- Born: Claude Wilson Wardlaw 4 February 1901
- Died: 16 December 1985 (aged 84)
- Education: Paisley Grammar School
- Alma mater: University of Glasgow University of Manchester
- Scientific career
- Workplaces: McGill University
- Doctoral students: Elizabeth Cutter

= Claude Wardlaw =

British botanist

Claude Wilson Wardlaw (4 February 1901 – 16 December 1985) was a British botanist, who specialised in diseases of the banana.

==Early life and education==
He was born in western central Scotland on 4 February 1901, the son of Major J. Wardlaw of the Highland Light Infantry. He was educated at Paisley Grammar School.

He studied Natural Sciences at University of Glasgow graduating BSc around 1920. He continued as a postgraduate gaining his doctorate PhD and then going to McGill University in Canada to gain a second doctorate DSc.

==Career and research==

He then returned to Britain for final studies University of Manchester, gaining an MSc.

He began lecturing in botany at Glasgow University around 1927. In this year he was elected a Fellow of the Royal Society of Edinburgh. His proposers were Frederick Orpen Bower, James Montagu Frank Drummond, John Graham Kerr and William Wright Smith.

His professional specialism in bananas began in 1928, when he was appointed Plant Pathologist for Banana Research at the Imperial College of Tropical Agriculture in Trinidad. His focus was researching the Panama Disease that had affected plantations in the West Indies. His book Green Havoc (1935) describes his investigations. In the same year, he published another book, Diseases of the Banana, which was republished in an expanded edition as Banana Diseases in 1961 and 1972.

While in Trinidad, Wardlaw was also involved with the work of the Low Temperature Research Station, where he was appointed officer-in-chief in 1933, as well as researching various tropical fruits of the region.

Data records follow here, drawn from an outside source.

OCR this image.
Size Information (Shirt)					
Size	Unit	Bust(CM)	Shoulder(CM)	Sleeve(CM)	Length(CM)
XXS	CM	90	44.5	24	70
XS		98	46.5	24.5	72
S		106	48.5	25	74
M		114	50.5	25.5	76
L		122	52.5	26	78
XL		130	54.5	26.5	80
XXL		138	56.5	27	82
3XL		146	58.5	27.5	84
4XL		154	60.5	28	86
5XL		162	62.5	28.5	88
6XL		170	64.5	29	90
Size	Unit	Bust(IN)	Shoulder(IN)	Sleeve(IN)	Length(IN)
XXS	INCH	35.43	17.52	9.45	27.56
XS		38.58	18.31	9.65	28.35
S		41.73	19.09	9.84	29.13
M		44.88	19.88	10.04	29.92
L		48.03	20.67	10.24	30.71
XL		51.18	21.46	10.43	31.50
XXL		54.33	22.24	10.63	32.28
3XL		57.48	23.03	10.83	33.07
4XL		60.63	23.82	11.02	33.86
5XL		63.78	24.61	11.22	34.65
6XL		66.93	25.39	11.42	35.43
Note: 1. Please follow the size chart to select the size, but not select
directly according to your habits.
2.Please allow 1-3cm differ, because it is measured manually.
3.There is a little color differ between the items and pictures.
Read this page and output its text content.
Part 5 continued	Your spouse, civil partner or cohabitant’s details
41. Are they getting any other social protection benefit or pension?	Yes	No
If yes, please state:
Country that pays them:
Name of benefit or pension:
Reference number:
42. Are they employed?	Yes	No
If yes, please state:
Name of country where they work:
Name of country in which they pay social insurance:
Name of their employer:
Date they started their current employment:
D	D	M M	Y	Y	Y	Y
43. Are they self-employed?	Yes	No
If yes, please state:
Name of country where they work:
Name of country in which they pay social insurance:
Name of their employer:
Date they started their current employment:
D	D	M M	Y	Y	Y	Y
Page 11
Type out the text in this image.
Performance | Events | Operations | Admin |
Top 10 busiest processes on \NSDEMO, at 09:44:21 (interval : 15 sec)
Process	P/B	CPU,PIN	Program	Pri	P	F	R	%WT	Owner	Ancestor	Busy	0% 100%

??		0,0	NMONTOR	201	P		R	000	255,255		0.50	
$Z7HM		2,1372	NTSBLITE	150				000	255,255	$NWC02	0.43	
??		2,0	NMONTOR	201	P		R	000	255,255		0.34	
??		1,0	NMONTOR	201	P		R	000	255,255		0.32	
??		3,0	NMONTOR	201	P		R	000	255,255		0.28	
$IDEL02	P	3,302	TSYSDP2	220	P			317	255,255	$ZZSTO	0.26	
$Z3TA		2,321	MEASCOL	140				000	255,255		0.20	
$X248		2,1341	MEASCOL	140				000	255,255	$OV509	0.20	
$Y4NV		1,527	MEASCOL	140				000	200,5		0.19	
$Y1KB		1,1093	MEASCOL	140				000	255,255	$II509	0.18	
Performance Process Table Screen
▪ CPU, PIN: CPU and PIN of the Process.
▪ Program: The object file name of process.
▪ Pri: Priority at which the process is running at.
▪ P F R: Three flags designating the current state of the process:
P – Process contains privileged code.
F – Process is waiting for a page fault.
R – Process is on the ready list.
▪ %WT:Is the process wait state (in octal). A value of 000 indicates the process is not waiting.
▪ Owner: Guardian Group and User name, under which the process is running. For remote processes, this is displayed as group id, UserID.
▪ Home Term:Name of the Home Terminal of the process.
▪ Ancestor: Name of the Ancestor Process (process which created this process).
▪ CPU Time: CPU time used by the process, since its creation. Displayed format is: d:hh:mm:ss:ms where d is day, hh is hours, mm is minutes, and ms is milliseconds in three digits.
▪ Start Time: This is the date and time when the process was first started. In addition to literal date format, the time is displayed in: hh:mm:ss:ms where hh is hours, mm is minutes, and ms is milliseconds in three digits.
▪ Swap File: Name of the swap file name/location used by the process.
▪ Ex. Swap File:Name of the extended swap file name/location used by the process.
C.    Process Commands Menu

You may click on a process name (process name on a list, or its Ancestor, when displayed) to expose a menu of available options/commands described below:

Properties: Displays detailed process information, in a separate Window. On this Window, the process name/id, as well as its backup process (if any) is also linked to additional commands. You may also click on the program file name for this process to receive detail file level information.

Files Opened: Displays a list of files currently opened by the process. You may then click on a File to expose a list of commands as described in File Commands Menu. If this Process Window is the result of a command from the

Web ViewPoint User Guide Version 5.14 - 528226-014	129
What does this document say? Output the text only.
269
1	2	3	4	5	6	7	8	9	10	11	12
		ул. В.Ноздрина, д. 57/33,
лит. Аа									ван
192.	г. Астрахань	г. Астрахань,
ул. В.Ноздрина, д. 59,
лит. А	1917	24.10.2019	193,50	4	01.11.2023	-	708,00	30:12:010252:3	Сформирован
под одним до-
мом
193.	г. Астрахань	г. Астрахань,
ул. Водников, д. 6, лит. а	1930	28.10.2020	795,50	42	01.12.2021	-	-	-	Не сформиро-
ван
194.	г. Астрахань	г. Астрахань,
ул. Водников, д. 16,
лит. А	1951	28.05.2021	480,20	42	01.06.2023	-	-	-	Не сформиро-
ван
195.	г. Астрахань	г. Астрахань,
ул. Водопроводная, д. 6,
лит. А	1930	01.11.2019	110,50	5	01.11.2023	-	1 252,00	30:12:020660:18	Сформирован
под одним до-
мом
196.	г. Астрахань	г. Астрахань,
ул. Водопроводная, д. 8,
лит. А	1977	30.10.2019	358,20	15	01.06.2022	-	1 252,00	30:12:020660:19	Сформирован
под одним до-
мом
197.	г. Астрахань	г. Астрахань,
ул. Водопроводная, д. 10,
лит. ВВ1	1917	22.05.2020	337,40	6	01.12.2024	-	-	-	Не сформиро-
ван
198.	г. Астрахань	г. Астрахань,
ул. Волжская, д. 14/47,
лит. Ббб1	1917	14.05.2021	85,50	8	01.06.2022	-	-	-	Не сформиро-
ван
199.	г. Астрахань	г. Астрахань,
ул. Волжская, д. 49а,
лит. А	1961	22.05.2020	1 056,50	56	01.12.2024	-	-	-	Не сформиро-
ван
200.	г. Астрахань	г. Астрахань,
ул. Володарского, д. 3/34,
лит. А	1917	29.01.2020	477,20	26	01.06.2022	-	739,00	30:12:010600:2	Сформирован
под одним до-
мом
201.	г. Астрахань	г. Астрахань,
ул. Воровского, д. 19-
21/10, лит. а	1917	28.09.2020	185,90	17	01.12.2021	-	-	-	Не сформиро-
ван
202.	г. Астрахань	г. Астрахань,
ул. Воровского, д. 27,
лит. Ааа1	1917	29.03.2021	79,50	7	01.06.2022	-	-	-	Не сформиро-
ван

In 1940, Wardlaw returned to Britain to serve as Professor of Cryptogamic Botany at the University of Manchester. He held this position until 1958, when he became the George Harrison Professor of Botany, and later Emeritus Professor of Botany in 1966. As Professor of Cryptogamic Botany he was elected to membership of the Manchester Literary and Philosophical Society in 1946.

===Publications===
- Green Havoc (1935)
- Diseases of the Banana (1935)
- Tropical Fruits and Vegetables: Storage and Transport (1937)
- Phylogeny and Morphogenesis (1952)
- Embryogenesis in Plants (1955)
- Banana Diseases (1961)
- Organisation and Evolution in Plants (1965)
- Morphogenesis in Plants: A Contemporary Study (1968)
- Essays on Form in Plants (1968)
- Cellular Differentiation in Plants, and Other Essays (1969)

==Personal life==
In 1928 Wardlaw married Jessie Connell (d. 1971), with whom he had two sons.